Ebo expounds upon her 2018 short film with a hybrid of mostly comical mockumentary and mostly dramatic scenes from an omniscient point of view, toggling between the two by use of shifting aspect ratios. The early scenes favor broad comedy, with the strained marriage of Trinitie Childs (Regina Hall) and Lee-Curtis Childs (Sterling K. Brown) offering plastered-on smiles for a documentary crew. Their masks often slip, with quibbles, quarrels, profanities and sundry embarrassments exposing tensions within the marriage and the church, which are hopelessly intertwined. Pressures come from without as well, from congregants, from detractors, from family, and from a younger couple's younger church that absorbs much of the Childs' congregation following a sex scandal involving Lee-Curtis.

Unfortunately, the attempts at humor tend to be too familiar or too obvious to elicit laughs. Honk for Jesus finds its soul when Ebo allows the satire to curdle into tragedy and the very real pain of its characters. Some may find this turn amounts to sympathy for the devil—after all, these self-important church leaders (they sit on thrones before their subjects; she's called "First Lady") are exploiters in the extreme, using the empire they've built to live high on the hog, enjoying creature comforts and, in the case of the pastor, abusing his power to live a secret, sexually gratifying life. Ebo acknowledges all of that while exploring the sad psychology behind it, the complex human realities of these ever-present societal sins.

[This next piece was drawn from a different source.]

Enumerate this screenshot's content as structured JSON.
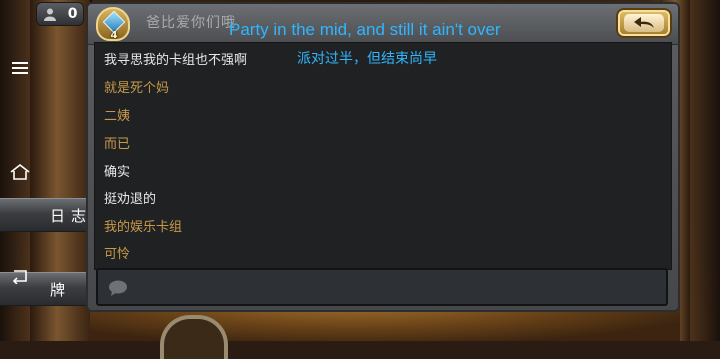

Killer monologues give Hall and Brown opportunities to demonstrate their dramatic chops (to be fair, Hall again proves adept at comedy, her micro-expressions of discomfort getting us through the film's early obviousness). A handful of richly written and performed scenes give the film much needed catharsis: an opportunity to witness Lee-Curtis tiptoeing through his extramarital seduction moves, a mother-daughter scene that unearths generational trauma, a climactic confrontation between Lee-Curtis and an accuser, and Trinitie's bottled-up hurt bursting into the open as she lays into her husband, the documentary crew, and the audience itself, indicting our hungry (hangry?) need for schadenfreude. The leads' awards-worthy performances and Ebo's occasional insights into a world she knows well make Honk for Jesus. Save Your Soul. worth seeing through to the bitter end.